Threat to Federal Arts Funding Worries Local Nonprofits
By Mary K. Cantrell
Photography By Austin Price
For 16 years, Austin’s Forklift Danceworks has been using large-scale performances to help the city build stronger relationships with its citizens. Trash collectors “danced” with their trucks on an abandoned airport runway. The Huston-Tillotson University Rams baseball team performed professionally choreographed movements to raise money to restore the historic Downs Field on the East Side.
The unorthodox nonprofit is one of 24 local arts entities that received federal money in 2016. But its leaders are worried about their future because of President Trump’s reported plans to slash federal funding for the arts, among many domestic spending cuts, in a budget proposal he’s expected to release in mid-March.
The targets include the National Endowment for the Arts, which was created in 1965 to support excellence in the arts. The agency’s current budget is less than $150 million — approximately .004 percent of the total federal budget. Forty percent of NEA funded programs are in high-poverty neighborhoods, with 33 percent of grants serving low income audiences, according to the agency’s website.
In fiscal 2016, the agency sent grants totaling $763,000 to 20 Central Texas arts organizations and educational institutions, according to a list on its website. The grants ranged from $10,000 to $100,000. The agency has made grants totaling $335,000 so far in fiscal 2017.
The NEA also sends nearly $1 million a year to the Texas Commission on the Arts, which in turn makes grants across the state.
Forklift received $100,000 from the NEA or a three-year project called “My Park, My Pool, My City,” in which it teamed up with the Austin Parks Department and East Side neighborhoods to generate support for a new city master plan to improve access and transportation to public swimming pools.
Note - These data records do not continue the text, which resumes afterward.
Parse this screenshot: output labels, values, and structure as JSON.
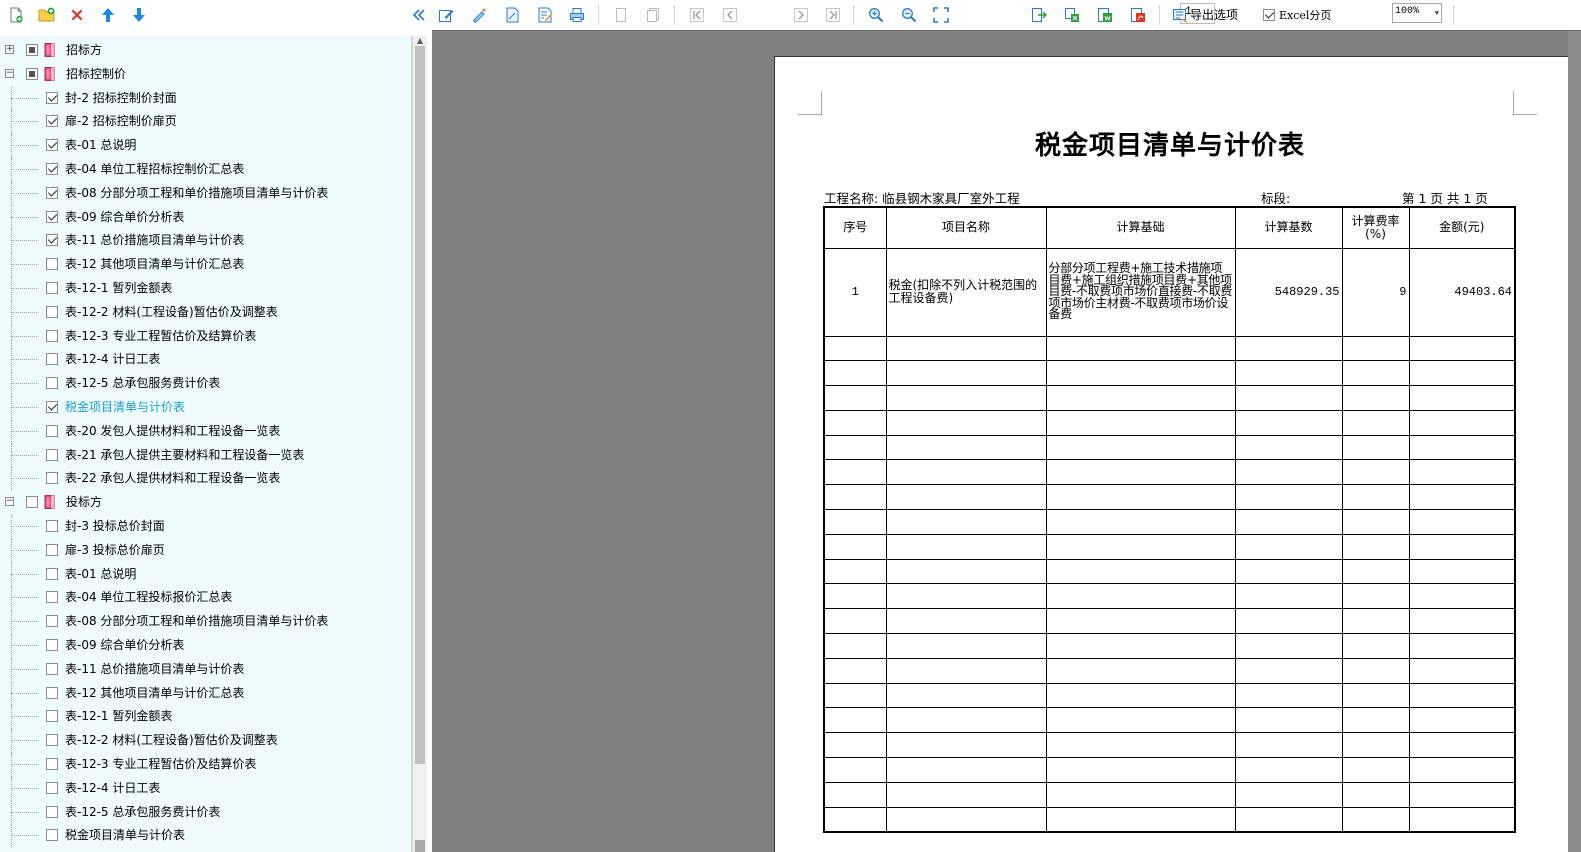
{
  "tree": {
    "nodes": [
      {
        "label": "招标方",
        "level": 0,
        "expanded": false,
        "check": "partial"
      },
      {
        "label": "招标控制价",
        "level": 0,
        "expanded": true,
        "check": "partial"
      },
      {
        "label": "封-2 招标控制价封面",
        "level": 1,
        "check": "checked"
      },
      {
        "label": "扉-2 招标控制价扉页",
        "level": 1,
        "check": "checked"
      },
      {
        "label": "表-01 总说明",
        "level": 1,
        "check": "checked"
      },
      {
        "label": "表-04 单位工程招标控制价汇总表",
        "level": 1,
        "check": "checked"
      },
      {
        "label": "表-08 分部分项工程和单价措施项目清单与计价表",
        "level": 1,
        "check": "checked"
      },
      {
        "label": "表-09 综合单价分析表",
        "level": 1,
        "check": "checked"
      },
      {
        "label": "表-11 总价措施项目清单与计价表",
        "level": 1,
        "check": "checked"
      },
      {
        "label": "表-12 其他项目清单与计价汇总表",
        "level": 1,
        "check": "none"
      },
      {
        "label": "表-12-1 暂列金额表",
        "level": 1,
        "check": "none"
      },
      {
        "label": "表-12-2 材料(工程设备)暂估价及调整表",
        "level": 1,
        "check": "none"
      },
      {
        "label": "表-12-3 专业工程暂估价及结算价表",
        "level": 1,
        "check": "none"
      },
      {
        "label": "表-12-4 计日工表",
        "level": 1,
        "check": "none"
      },
      {
        "label": "表-12-5 总承包服务费计价表",
        "level": 1,
        "check": "none"
      },
      {
        "label": "税金项目清单与计价表",
        "level": 1,
        "check": "checked",
        "selected": true
      },
      {
        "label": "表-20 发包人提供材料和工程设备一览表",
        "level": 1,
        "check": "none"
      },
      {
        "label": "表-21 承包人提供主要材料和工程设备一览表",
        "level": 1,
        "check": "none"
      },
      {
        "label": "表-22 承包人提供材料和工程设备一览表",
        "level": 1,
        "check": "none"
      },
      {
        "label": "投标方",
        "level": 0,
        "expanded": true,
        "check": "none"
      },
      {
        "label": "封-3 投标总价封面",
        "level": 1,
        "check": "none"
      },
      {
        "label": "扉-3 投标总价扉页",
        "level": 1,
        "check": "none"
      },
      {
        "label": "表-01 总说明",
        "level": 1,
        "check": "none"
      },
      {
        "label": "表-04 单位工程投标报价汇总表",
        "level": 1,
        "check": "none"
      },
      {
        "label": "表-08 分部分项工程和单价措施项目清单与计价表",
        "level": 1,
        "check": "none"
      },
      {
        "label": "表-09 综合单价分析表",
        "level": 1,
        "check": "none"
      },
      {
        "label": "表-11 总价措施项目清单与计价表",
        "level": 1,
        "check": "none"
      },
      {
        "label": "表-12 其他项目清单与计价汇总表",
        "level": 1,
        "check": "none"
      },
      {
        "label": "表-12-1 暂列金额表",
        "level": 1,
        "check": "none"
      },
      {
        "label": "表-12-2 材料(工程设备)暂估价及调整表",
        "level": 1,
        "check": "none"
      },
      {
        "label": "表-12-3 专业工程暂估价及结算价表",
        "level": 1,
        "check": "none"
      },
      {
        "label": "表-12-4 计日工表",
        "level": 1,
        "check": "none"
      },
      {
        "label": "表-12-5 总承包服务费计价表",
        "level": 1,
        "check": "none"
      },
      {
        "label": "税金项目清单与计价表",
        "level": 1,
        "check": "none"
      }
    ]
  },
  "left_toolbar": {
    "icons": [
      "new-report-icon",
      "new-folder-icon",
      "delete-icon",
      "move-up-icon",
      "move-down-icon",
      "collapse-panel-icon"
    ]
  },
  "toolbar": {
    "page_number": "1",
    "zoom": "100%",
    "export_options_label": "导出选项",
    "excel_paging_label": "Excel分页",
    "excel_paging_checked": true
  },
  "report": {
    "title": "税金项目清单与计价表",
    "project_label": "工程名称: 临县钢木家具厂室外工程",
    "section_label": "标段:",
    "page_info": "第 1 页  共 1 页",
    "columns": [
      "序号",
      "项目名称",
      "计算基础",
      "计算基数",
      "计算费率\n(%)",
      "金额(元)"
    ],
    "rows": [
      {
        "seq": "1",
        "name": "税金(扣除不列入计税范围的工程设备费)",
        "basis": "分部分项工程费+施工技术措施项目费+施工组织措施项目费+其他项目费-不取费项市场价直接费-不取费项市场价主材费-不取费项市场价设备费",
        "base_amount": "548929.35",
        "rate": "9",
        "amount": "49403.64"
      }
    ],
    "empty_rows": 20
  }
}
Ann Star, Forklift’s managing director, said the project would not be possible without the grant. Sixteen percent of Forklift’s annual budget comes from grants from the NEA and Texas Commission on the Arts.
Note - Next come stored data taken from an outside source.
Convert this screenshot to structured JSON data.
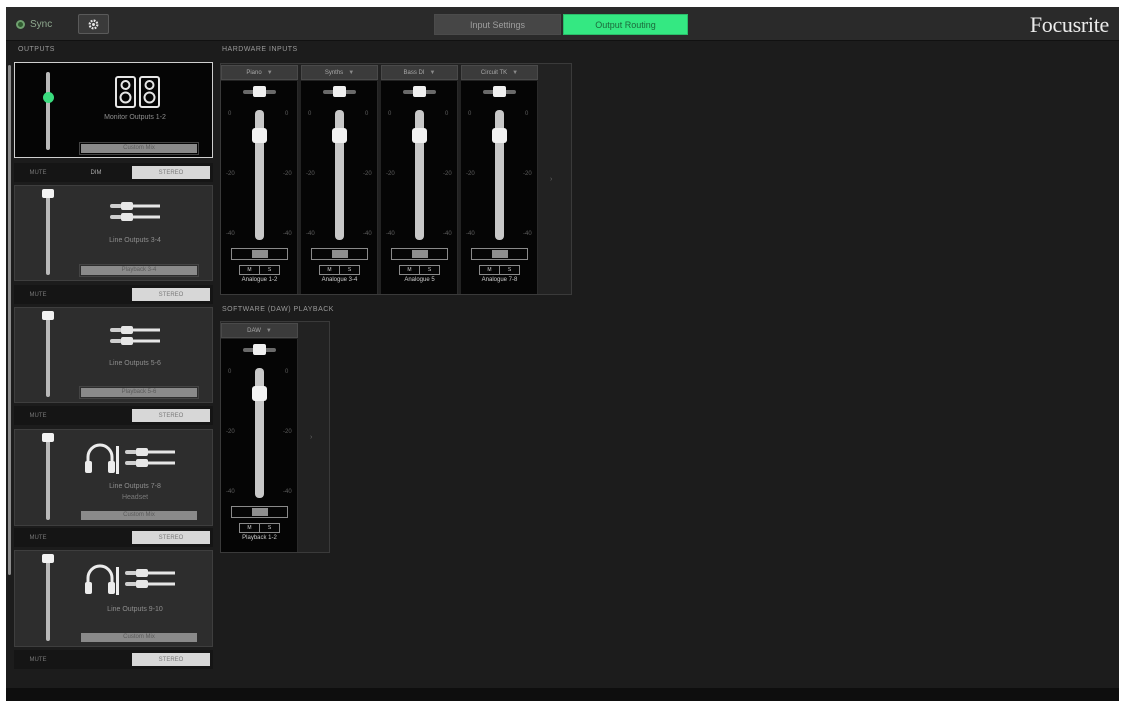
{
  "topbar": {
    "sync_label": "Sync",
    "tabs": [
      {
        "label": "Input Settings",
        "active": false
      },
      {
        "label": "Output Routing",
        "active": true
      }
    ],
    "brand": "Focusrite"
  },
  "sections": {
    "outputs": "OUTPUTS",
    "hardware_inputs": "HARDWARE INPUTS",
    "software_playback": "SOFTWARE (DAW) PLAYBACK"
  },
  "outputs": [
    {
      "name": "Monitor Outputs 1-2",
      "sub": "",
      "source": "Custom Mix",
      "icon": "speakers-icon",
      "selected": true,
      "footer": {
        "mute": "MUTE",
        "dim": "DIM",
        "mode": "STEREO"
      }
    },
    {
      "name": "Line Outputs 3-4",
      "sub": "",
      "source": "Playback 3-4",
      "icon": "line-cables-icon",
      "selected": false,
      "footer": {
        "mute": "MUTE",
        "dim": "",
        "mode": "STEREO"
      }
    },
    {
      "name": "Line Outputs 5-6",
      "sub": "",
      "source": "Playback 5-6",
      "icon": "line-cables-icon",
      "selected": false,
      "footer": {
        "mute": "MUTE",
        "dim": "",
        "mode": "STEREO"
      }
    },
    {
      "name": "Line Outputs 7-8",
      "sub": "Headset",
      "source": "Custom Mix",
      "icon": "headphones-cables-icon",
      "selected": false,
      "footer": {
        "mute": "MUTE",
        "dim": "",
        "mode": "STEREO"
      }
    },
    {
      "name": "Line Outputs 9-10",
      "sub": "",
      "source": "Custom Mix",
      "icon": "headphones-cables-icon",
      "selected": false,
      "footer": {
        "mute": "MUTE",
        "dim": "",
        "mode": "STEREO"
      }
    }
  ],
  "hardware_strips": [
    {
      "head": "Piano",
      "label": "Analogue 1-2",
      "mute": "M",
      "solo": "S"
    },
    {
      "head": "Synths",
      "label": "Analogue 3-4",
      "mute": "M",
      "solo": "S"
    },
    {
      "head": "Bass DI",
      "label": "Analogue 5",
      "mute": "M",
      "solo": "S"
    },
    {
      "head": "Circuit TK",
      "label": "Analogue 7-8",
      "mute": "M",
      "solo": "S"
    }
  ],
  "software_strips": [
    {
      "head": "DAW",
      "label": "Playback 1-2",
      "mute": "M",
      "solo": "S"
    }
  ],
  "scale_ticks": {
    "top": "0",
    "mid": "-20",
    "low": "-40"
  }
}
“We just can’t even comprehend the negative impact that it would have if the entire National Endowments of the Arts and the Humanities ceased to exist,” Star said. “It’s not just art for art’s sake at all. It’s the way that art helps to bring a community together to help strengthen them.”
Grants from the NEA and the TCA make up about 5 percent of the budget of the Austin Classical Guitar Society, which organizes concerts and conducts classes year-round. The society received $45,000 from the NEA this year to fund educational initiatives, including guitar classes in more than 60 area schools, many of which serve underprivileged students.
Those programs would suffer if the NEA money were reduced or eliminated, said James Fidlon, director of development at the society.
“We have found that our programs really provide something critical to the opportunities in our community whose schools don’t have resources,” Fidlon said. “Our program really becomes the most viable path into the arts for the students there.”
Austin neon artist Ben Livingston credits a $25,000 NEA grant in 1992 for helping launch his career.
He used the money to help develop a phosphorescent minerals palette to illuminate neon tubes. The money allowed him to visit Stanford University to meet with physics professors.
Livingston’s work includes neon installations for the Bass Concert Hall at the University of Texas at Austin, Austin City Limits and the Chicago Botanical Garden.
“It was the essence of all the work I do now in neon. I have sustained myself on this work,” Livingston said. “It wasn’t really the fact that I took rocks and turned [them] into this thing, it was this transformation it’s caused in me,” he said, referring to the NEA grant.
“For me to be able to pass that along it’s like, ‘Wow, there’s a whole new world out there that wants to help you,’ and that’s the inspiration the NEA gives,” Livingston said.
Meghan Wells, manager of the City of Austin Cultural Arts Division, said in an email interview that the bulk of NEA money goes to smaller organizations that rely on multiple funding sources.
“Without this funding and support on a national level, these organizations will be faced with tougher decisions about the scope – or, in some cases, existence — of their artistic mission,” Wells said.
Until the 2018 fiscal year begins in October, state and local art funding agencies are proceeding as usual and waiting to see what happens. Wells said NRA-funded projects help explore deeper connections between the community and arts, going into areas city funding is unable to reach.
“They need artists to be who we are — to be able to come in and ask a lot of questions and think of creative solutions and give people an opportunity to be heard in different ways,” Forklift managing director Star said.
Richard Hartgrove is a longtime arts supporter who was on the board of the ZACH Theater for nine years and head of development for four. He said he is very distressed about the state of arts funding.
“Arts bring color and liveliness to our existence,” he said. “I can’t imagine living in a town that didn’t have a wide variety of arts on offer.”
Hartgrove said that even if organizations reach out to more foundations, it is unlikely that private donors would be able to make up the difference if federal money is cut. People do not like constantly being asked for money, and donors can become fatigued, he said. Hartgrove said the key might be to reach out to new audiences.
“We could do much better,'” he said. “If everyone who supported a nonprofit could bring in one more [supporter], we could do big things,” Hartgrove said. “I am hopeful this [situation] won’t last forever.”
Additional reporting was contributed by Kaulie Lewis.